Researchers Stefan Hägele, Adam Misik, and Eckehard Steinbach from the Technical University of Munich have developed a novel approach to enhance the capabilities of millimeter-wave (mmWave) radar systems for advanced perception tasks. Their work, titled “RadarFuseNet: Complex-Valued Attention-Based Fusion of IQ Time- and Frequency-Domain Radar Features for Classification Tasks,” was published in the IEEE Transactions on Pattern Analysis and Machine Intelligence.
Millimeter-wave radar has become a valuable tool for sensing in environments where traditional vision-based sensors struggle, such as detecting occluded objects or differentiating between various surface materials indoors. The non-linear nature of mmWave radar signals makes them well-suited for analysis using deep learning techniques. However, current methods for classifying occluded objects and materials based on in-phase and quadrature (IQ) data still have room for improvement.

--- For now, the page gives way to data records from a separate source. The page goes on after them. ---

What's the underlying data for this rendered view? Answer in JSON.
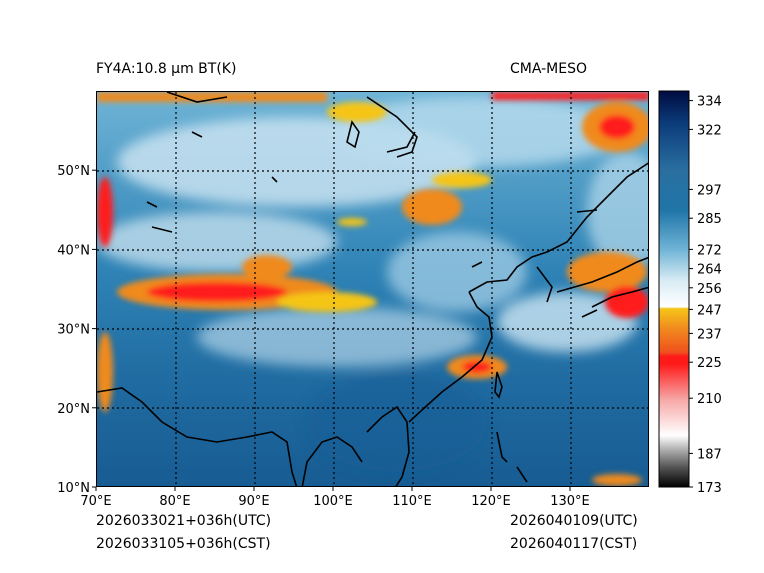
{
  "header": {
    "product": "FY4A:10.8 µm BT(K)",
    "model": "CMA-MESO"
  },
  "axes": {
    "lon_labels": [
      "70°E",
      "80°E",
      "90°E",
      "100°E",
      "110°E",
      "120°E",
      "130°E"
    ],
    "lon_values": [
      70,
      80,
      90,
      100,
      110,
      120,
      130
    ],
    "lat_labels": [
      "10°N",
      "20°N",
      "30°N",
      "40°N",
      "50°N"
    ],
    "lat_values": [
      10,
      20,
      30,
      40,
      50
    ],
    "lon_range": [
      70,
      140
    ],
    "lat_range": [
      10,
      60
    ]
  },
  "colorbar": {
    "tick_labels": [
      "334",
      "322",
      "297",
      "285",
      "272",
      "264",
      "256",
      "247",
      "237",
      "225",
      "210",
      "187",
      "173"
    ],
    "tick_values": [
      334,
      322,
      297,
      285,
      272,
      264,
      256,
      247,
      237,
      225,
      210,
      187,
      173
    ],
    "range": [
      173,
      338
    ],
    "colors": {
      "dark": "#000c40",
      "blue_dark": "#0b3b7a",
      "blue_mid": "#1f74a8",
      "blue_light": "#6fb4d6",
      "pale": "#d9ecf4",
      "yellow": "#f5c518",
      "orange": "#f08a1e",
      "red": "#ff1a1a",
      "pink": "#f7a8a8",
      "grey": "#9a9a9a",
      "black": "#000000"
    }
  },
  "footer": {
    "init_utc": "2026033021+036h(UTC)",
    "init_cst": "2026033105+036h(CST)",
    "valid_utc": "2026040109(UTC)",
    "valid_cst": "2026040117(CST)"
  }
}
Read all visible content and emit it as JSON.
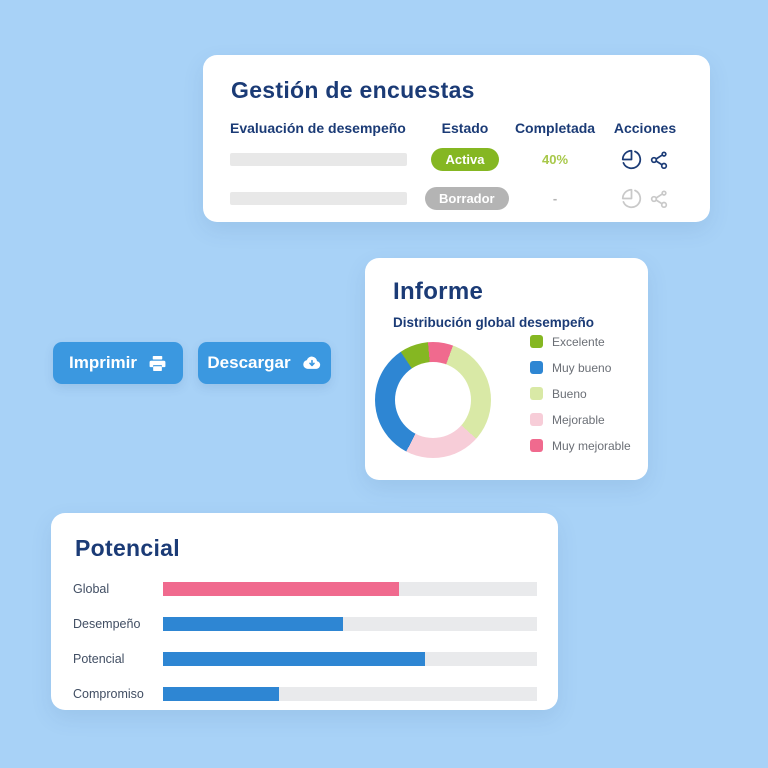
{
  "app": {
    "background_color": "#a8d2f7",
    "accent_navy": "#1b3b76",
    "button_blue": "#3b98e0"
  },
  "gestion": {
    "title": "Gestión de encuestas",
    "columns": [
      "Evaluación de desempeño",
      "Estado",
      "Completada",
      "Acciones"
    ],
    "rows": [
      {
        "estado": "Activa",
        "estado_color": "#85b722",
        "completada": "40%",
        "completada_color": "#a8c84a",
        "muted": false
      },
      {
        "estado": "Borrador",
        "estado_color": "#b4b4b4",
        "completada": "-",
        "completada_color": "#b4b4b4",
        "muted": true
      }
    ],
    "action_icons": [
      "pie-chart-icon",
      "share-icon"
    ]
  },
  "buttons": {
    "imprimir": "Imprimir",
    "imprimir_icon": "printer-icon",
    "descargar": "Descargar",
    "descargar_icon": "cloud-download-icon"
  },
  "informe": {
    "title": "Informe",
    "subtitle": "Distribución global desempeño"
  },
  "potencial": {
    "title": "Potencial"
  },
  "chart_data": [
    {
      "type": "pie",
      "donut": true,
      "title": "Distribución global desempeño",
      "labels": [
        "Excelente",
        "Muy bueno",
        "Bueno",
        "Mejorable",
        "Muy mejorable"
      ],
      "values": [
        8,
        33,
        31,
        21,
        7
      ],
      "colors": [
        "#85b722",
        "#2e86d3",
        "#d9e9a6",
        "#f7cdd8",
        "#f06a8e"
      ],
      "draw_order_clockwise_from_top": [
        4,
        2,
        3,
        1,
        0
      ],
      "start_angle_deg": -5,
      "legend_position": "right"
    },
    {
      "type": "bar",
      "orientation": "horizontal",
      "title": "Potencial",
      "categories": [
        "Global",
        "Desempeño",
        "Potencial",
        "Compromiso"
      ],
      "values": [
        63,
        48,
        70,
        31
      ],
      "colors": [
        "#f06a8e",
        "#2e86d3",
        "#2e86d3",
        "#2e86d3"
      ],
      "xlim": [
        0,
        100
      ],
      "track_color": "#e9eaec",
      "grid": false
    }
  ]
}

The researchers proposed a bidirectional cross-attention fusion network that integrates IQ-signal and FFT-transformed radar features. This approach uses distinct complex-valued convolutional neural networks (CNNs) to process the data. By combining these features, the method achieves better performance and robustness compared to using standalone complex-valued CNNs.
In their experiments, the researchers demonstrated near-perfect material classification accuracy of 99.92% when samples were collected at the same sensor-to-surface distances used during training. Moreover, their method showed improved generalization ability, achieving an accuracy of 67.38% on samples measured at previously unseen distances. For occluded object classification, the accuracy improved from 91.99% using standalone complex-valued CNNs to 94.20% using the proposed approach.
For the energy sector, this research could have practical applications in enhancing the capabilities of radar systems used for monitoring and maintenance of infrastructure, such as power lines and pipelines. Improved material classification can aid in the detection of corrosion or other material degradation, while better occluded object detection can help identify potential hazards or obstructions in various environments. The enhanced performance and robustness of these radar systems can contribute to more efficient and reliable energy infrastructure management.
This article is based on research available at arXiv.